Long term, complicated, high performance projects worked on by many developers is the Achilles heel of Python. The lack of type safety really bites over a large code base. Also issues with automatic refactoring tools due to the very dynamic nature of Python Deployment and dependency management is also a big issue in Python. Not to mention performance and multithreading.

2 comments

Yeah I had an API server to write. I looked at FastAPI and checked out the example project. So much tooling for formatting, type hinting, linting, deployment, etc. And while the project claims to be "comparable in speed to Go" the benchmarks they linked to showed that meant "significantly slower than". In the end I just went with go instead.
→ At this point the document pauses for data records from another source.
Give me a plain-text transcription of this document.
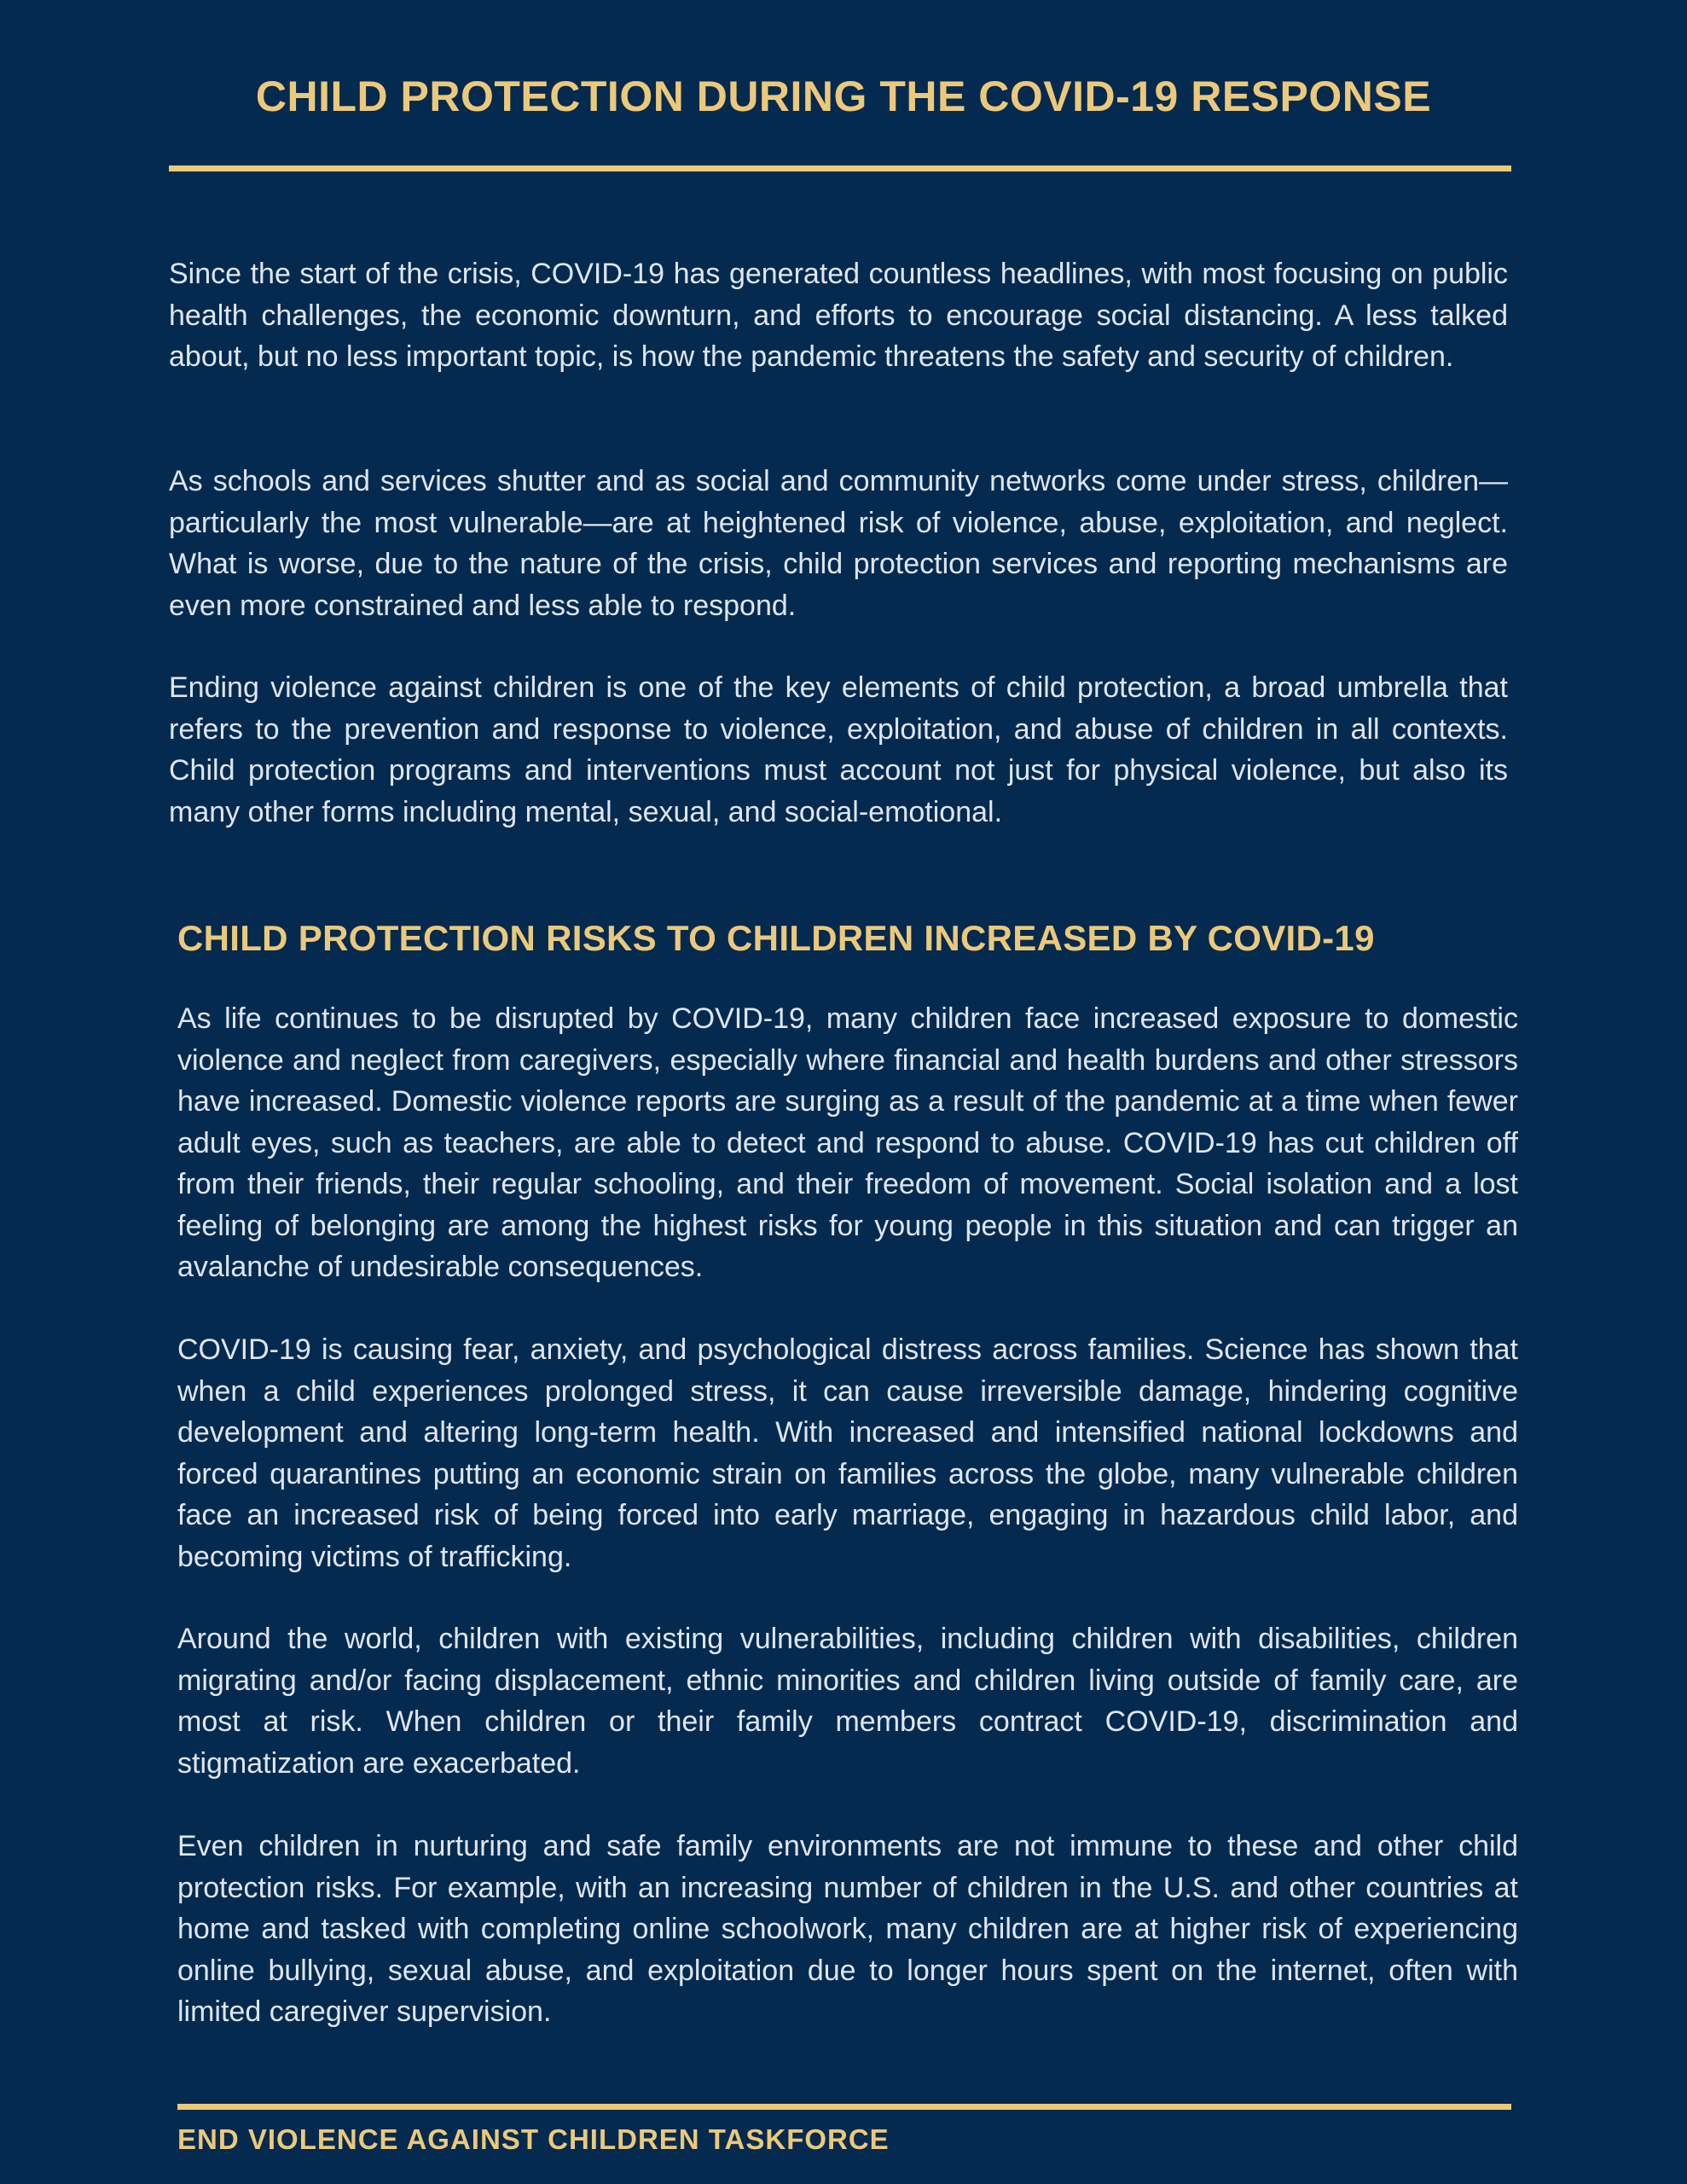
CHILD PROTECTION DURING THE COVID-19 RESPONSE

Since the start of the crisis, COVID-19 has generated countless headlines, with most focusing on public health challenges, the economic downturn, and efforts to encourage social distancing. A less talked about, but no less important topic, is how the pandemic threatens the safety and security of children.

As schools and services shutter and as social and community networks come under stress, children—particularly the most vulnerable—are at heightened risk of violence, abuse, exploitation, and neglect. What is worse, due to the nature of the crisis, child protection services and reporting mechanisms are even more constrained and less able to respond.

Ending violence against children is one of the key elements of child protection, a broad umbrella that refers to the prevention and response to violence, exploitation, and abuse of children in all contexts. Child protection programs and interventions must account not just for physical violence, but also its many other forms including mental, sexual, and social-emotional.

CHILD PROTECTION RISKS TO CHILDREN INCREASED BY COVID-19

As life continues to be disrupted by COVID-19, many children face increased exposure to domestic violence and neglect from caregivers, especially where financial and health burdens and other stressors have increased. Domestic violence reports are surging as a result of the pandemic at a time when fewer adult eyes, such as teachers, are able to detect and respond to abuse. COVID-19 has cut children off from their friends, their regular schooling, and their freedom of movement. Social isolation and a lost feeling of belonging are among the highest risks for young people in this situation and can trigger an avalanche of undesirable consequences.

COVID-19 is causing fear, anxiety, and psychological distress across families. Science has shown that when a child experiences prolonged stress, it can cause irreversible damage, hindering cognitive development and altering long-term health. With increased and intensified national lockdowns and forced quarantines putting an economic strain on families across the globe, many vulnerable children face an increased risk of being forced into early marriage, engaging in hazardous child labor, and becoming victims of trafficking.

Around the world, children with existing vulnerabilities, including children with disabilities, children migrating and/or facing displacement, ethnic minorities and children living outside of family care, are most at risk. When children or their family members contract COVID-19, discrimination and stigmatization are exacerbated.

Even children in nurturing and safe family environments are not immune to these and other child protection risks. For example, with an increasing number of children in the U.S. and other countries at home and tasked with completing online schoolwork, many children are at higher risk of experiencing online bullying, sexual abuse, and exploitation due to longer hours spent on the internet, often with limited caregiver supervision.

END VIOLENCE AGAINST CHILDREN TASKFORCE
Python has it's place but you can avoid a lot of work by using something else sometimes.
Benchmarks like that are completely artificial anyway, because the real speed difference comes when the code becomes more complex and the dynamic language can no longer be reduced to something like those simple benchmarks, because it's not provable.

And God forbid someone mention the L1 cache and how "benchmarks" are completely different to the cache interactions in real-world dynamic programs.

Python has a PR problem:

* That it's a dynamically typed language * That it's not a serious language like C or C++, suitable for writing a 50 line throwaway script

I'd like to convince people that both statements are false. But probably best to use the github issue tracker than HN comments.